It only takes one act of kindness to change the direction a young life is moving in.
Bullied all throughout my days in public and charter schooling, I was always the sore thumb, singled out by teachers, students, neighborhood children, even other adults. It’s not a cry of being a victim, it’s just the hand I was dealt as a child. Harsh lies led me to be placed in the backs of classrooms, detention rooms, even therapy. A teacher put me in therapy. She later had her teaching licence revoked due to her treatment of students.
I continued on like this throughout my school career until, finally, I gathered the courage to join my high school’s Air Force Junior ROTC program, and immediately I noticed a change in myself, because of a change in the way people talked to me, the way I was treated.
One in particular, the ranking cadet during my first year of the program, made a simple gesture that changed the way my life has been going since that day.
He listened to me while I spoke…
It wasn’t someone just making noise, I became someone with something to say. I couldn’t even remember what it was that spurred the conversation between this senior and a sophomore, but the fact that he paid attention for what seemed like the first time in my life, I felt like I had something to say, something to do, and it’s snowballed in my life ever since.
His and other’s little comments of motivation and kindness catapulted me to a place I had never been, and suddenly I found myself feeling something I’d never felt before in my life.
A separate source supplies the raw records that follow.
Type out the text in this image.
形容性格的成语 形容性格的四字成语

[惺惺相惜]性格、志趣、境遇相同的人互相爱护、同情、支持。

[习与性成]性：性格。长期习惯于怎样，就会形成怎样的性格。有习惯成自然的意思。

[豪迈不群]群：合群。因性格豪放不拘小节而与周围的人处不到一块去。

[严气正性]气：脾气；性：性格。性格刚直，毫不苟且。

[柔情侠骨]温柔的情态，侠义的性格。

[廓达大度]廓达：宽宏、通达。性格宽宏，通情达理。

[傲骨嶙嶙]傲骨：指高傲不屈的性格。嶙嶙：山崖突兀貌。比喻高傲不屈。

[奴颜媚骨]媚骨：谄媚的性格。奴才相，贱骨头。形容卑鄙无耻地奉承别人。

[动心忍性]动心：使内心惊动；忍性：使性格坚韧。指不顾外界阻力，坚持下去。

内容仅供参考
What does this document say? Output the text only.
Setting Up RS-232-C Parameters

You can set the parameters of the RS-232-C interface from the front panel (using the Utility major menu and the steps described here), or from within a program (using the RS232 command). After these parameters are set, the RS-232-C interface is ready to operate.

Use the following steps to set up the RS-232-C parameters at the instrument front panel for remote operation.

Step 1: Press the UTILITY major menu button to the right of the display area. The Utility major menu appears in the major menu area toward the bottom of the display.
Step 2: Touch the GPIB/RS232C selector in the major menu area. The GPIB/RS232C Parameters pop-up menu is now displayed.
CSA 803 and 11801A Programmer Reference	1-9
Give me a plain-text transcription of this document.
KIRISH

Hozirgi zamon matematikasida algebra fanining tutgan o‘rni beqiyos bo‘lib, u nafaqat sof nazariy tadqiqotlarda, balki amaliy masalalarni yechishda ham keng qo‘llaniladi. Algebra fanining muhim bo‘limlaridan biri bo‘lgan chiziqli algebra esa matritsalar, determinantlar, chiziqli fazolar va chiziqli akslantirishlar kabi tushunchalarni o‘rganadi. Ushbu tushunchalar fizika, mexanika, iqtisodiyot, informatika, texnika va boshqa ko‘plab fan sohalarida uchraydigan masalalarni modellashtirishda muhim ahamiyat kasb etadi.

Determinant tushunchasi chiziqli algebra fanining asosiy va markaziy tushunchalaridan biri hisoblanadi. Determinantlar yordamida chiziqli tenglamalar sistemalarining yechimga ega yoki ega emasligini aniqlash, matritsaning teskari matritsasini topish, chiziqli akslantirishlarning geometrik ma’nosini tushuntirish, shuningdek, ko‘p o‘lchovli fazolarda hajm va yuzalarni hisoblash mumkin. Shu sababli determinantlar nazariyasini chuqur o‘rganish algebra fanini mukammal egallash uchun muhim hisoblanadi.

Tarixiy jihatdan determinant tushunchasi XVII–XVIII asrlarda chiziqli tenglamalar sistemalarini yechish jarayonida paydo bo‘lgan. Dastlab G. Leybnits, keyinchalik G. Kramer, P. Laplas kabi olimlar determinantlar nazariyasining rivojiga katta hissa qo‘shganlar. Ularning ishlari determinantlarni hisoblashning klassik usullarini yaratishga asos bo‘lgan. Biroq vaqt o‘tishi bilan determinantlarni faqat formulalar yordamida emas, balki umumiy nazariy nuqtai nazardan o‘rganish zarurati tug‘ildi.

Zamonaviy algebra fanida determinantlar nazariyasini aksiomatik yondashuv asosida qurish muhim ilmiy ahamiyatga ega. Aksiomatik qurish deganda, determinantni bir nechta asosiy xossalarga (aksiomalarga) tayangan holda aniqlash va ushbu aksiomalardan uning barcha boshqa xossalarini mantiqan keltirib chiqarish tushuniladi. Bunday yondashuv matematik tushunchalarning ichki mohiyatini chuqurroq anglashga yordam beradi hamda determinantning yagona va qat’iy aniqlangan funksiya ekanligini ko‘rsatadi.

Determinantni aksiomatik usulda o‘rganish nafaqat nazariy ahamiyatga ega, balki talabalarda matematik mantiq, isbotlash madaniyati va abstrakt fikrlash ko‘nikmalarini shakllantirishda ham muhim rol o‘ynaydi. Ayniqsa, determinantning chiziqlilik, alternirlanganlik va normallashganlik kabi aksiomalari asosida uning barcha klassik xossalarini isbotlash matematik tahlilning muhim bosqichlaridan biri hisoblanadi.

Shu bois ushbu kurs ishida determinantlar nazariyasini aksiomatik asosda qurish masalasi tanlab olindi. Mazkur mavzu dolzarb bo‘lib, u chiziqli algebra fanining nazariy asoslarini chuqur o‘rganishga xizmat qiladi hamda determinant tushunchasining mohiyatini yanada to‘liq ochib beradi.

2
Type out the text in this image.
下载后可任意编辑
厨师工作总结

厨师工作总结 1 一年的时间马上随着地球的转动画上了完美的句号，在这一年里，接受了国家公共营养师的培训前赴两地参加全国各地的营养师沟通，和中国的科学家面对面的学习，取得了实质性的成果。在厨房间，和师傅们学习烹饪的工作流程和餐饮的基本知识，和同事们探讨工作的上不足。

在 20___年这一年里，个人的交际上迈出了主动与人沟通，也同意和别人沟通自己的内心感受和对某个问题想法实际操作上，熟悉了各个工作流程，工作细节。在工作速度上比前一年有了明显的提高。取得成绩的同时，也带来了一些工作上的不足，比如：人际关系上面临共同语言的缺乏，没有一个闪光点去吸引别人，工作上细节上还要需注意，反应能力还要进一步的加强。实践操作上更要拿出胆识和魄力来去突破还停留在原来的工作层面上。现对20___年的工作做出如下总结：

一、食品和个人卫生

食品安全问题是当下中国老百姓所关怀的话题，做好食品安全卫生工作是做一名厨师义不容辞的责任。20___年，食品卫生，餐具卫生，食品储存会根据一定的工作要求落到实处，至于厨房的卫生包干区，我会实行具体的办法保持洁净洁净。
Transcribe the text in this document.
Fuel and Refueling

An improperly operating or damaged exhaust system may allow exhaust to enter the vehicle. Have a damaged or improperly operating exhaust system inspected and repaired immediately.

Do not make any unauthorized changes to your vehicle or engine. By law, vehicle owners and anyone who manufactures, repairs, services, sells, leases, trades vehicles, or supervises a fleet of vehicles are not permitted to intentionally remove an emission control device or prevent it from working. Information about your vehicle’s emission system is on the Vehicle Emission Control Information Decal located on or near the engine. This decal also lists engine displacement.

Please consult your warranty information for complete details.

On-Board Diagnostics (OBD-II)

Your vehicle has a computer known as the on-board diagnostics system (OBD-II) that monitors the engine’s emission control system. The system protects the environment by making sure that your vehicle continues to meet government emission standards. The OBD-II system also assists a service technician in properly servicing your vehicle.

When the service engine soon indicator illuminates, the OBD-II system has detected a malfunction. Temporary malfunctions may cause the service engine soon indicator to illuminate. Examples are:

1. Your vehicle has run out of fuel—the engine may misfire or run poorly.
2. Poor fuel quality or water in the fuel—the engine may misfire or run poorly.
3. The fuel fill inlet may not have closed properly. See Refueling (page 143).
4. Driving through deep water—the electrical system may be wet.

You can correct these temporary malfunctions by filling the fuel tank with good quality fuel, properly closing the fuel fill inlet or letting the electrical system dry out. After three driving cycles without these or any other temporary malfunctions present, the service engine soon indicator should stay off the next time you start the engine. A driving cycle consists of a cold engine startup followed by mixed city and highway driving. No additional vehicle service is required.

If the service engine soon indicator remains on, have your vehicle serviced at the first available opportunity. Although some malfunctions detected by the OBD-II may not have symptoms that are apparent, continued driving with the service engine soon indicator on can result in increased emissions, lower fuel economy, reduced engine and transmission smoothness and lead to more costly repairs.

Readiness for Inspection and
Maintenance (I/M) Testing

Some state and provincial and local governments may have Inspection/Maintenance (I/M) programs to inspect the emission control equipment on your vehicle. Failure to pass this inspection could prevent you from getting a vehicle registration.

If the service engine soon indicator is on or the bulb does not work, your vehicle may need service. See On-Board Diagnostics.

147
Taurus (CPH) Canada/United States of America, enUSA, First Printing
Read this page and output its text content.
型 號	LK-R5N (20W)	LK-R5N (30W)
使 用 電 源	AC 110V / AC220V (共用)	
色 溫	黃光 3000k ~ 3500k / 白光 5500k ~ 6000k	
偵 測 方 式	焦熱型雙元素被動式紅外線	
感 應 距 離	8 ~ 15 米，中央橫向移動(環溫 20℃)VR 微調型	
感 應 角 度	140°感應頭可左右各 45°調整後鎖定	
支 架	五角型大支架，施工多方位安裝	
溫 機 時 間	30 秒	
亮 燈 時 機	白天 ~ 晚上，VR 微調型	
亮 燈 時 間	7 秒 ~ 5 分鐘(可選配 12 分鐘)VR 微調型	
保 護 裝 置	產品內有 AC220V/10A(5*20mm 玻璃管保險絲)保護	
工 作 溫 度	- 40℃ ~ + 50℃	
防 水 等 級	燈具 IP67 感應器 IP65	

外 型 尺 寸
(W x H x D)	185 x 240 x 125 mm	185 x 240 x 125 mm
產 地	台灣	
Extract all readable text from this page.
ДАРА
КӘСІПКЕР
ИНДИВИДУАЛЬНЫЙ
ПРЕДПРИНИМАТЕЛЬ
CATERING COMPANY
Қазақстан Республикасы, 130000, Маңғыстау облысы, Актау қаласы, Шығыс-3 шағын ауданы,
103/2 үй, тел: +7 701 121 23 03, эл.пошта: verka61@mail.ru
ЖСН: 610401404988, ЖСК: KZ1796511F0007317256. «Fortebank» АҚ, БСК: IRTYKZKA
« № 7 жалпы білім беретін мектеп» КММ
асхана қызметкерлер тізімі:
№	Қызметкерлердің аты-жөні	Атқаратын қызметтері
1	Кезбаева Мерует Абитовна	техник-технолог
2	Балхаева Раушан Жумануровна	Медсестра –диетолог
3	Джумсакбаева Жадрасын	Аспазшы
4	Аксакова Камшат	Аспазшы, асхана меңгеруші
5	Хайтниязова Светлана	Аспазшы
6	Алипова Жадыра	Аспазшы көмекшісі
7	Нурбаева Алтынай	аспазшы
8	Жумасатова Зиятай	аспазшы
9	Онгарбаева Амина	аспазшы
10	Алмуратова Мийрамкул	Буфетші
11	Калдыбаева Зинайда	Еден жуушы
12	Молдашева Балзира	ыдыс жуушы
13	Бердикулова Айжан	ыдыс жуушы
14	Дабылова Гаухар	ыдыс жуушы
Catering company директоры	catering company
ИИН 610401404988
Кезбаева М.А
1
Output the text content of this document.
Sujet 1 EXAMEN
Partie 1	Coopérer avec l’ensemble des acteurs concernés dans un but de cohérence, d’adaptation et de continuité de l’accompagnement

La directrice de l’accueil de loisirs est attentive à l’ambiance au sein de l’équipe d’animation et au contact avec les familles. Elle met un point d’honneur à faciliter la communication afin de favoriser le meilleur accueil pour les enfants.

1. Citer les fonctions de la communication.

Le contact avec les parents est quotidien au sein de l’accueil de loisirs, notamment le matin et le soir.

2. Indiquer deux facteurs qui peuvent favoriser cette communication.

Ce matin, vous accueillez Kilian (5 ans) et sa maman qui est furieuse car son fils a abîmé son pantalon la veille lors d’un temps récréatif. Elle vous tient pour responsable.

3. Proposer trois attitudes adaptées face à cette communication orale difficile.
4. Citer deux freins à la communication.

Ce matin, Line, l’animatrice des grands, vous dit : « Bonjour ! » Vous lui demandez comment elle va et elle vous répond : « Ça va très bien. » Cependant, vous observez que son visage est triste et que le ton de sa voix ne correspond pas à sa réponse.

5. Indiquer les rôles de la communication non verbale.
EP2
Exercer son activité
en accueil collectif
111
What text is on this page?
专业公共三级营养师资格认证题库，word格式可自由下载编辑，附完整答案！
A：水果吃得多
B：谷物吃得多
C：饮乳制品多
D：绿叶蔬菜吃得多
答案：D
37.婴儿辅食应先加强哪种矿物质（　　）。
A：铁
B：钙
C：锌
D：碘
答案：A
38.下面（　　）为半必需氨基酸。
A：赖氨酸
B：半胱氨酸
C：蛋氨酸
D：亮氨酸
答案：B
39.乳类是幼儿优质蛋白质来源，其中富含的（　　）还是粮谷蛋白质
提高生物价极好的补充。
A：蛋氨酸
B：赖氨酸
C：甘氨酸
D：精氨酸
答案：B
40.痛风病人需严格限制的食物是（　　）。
I’ve noticed small changes in myself ever since then. I speak a little louder, the way I speak is changing slowly every day. I don’t have to use words like “hate” and “alone” as much as I used to, and I’m working to break the habit of using them at all. It’s difficult; at one point in my life, it seemed like I hated more than I loved. I’m trying not to be defensive or timid anymore, I’m trying not to hide my insecurities with distance or aggression. I don’t want to push people away anymore out of fear of false sincerity or cruel jokes.
I’ve gathered the confidence to stand up for those around me, as well as myself, and I’ve tried to continue what he taught me that day. I try to listen every chance I get. I’m no longer bullied. I stand up for myself…because I’m someone with something to do with my life, and something to say, and I know now that it’s something worth listening to.
I want to continue to spread friendship to those who may not know it, or may not know what it really is.
I worked to become the ranking cadet my senior year, and I worked every day to be for younger cadets what that good friend was for me when I was in their shoes, and on a misty evening in May of 2009, after I walked across a stage in a red cap and gown, with honor chords and military organization honors and medals, a cadet who lived in a foster program, came to me and thanked me.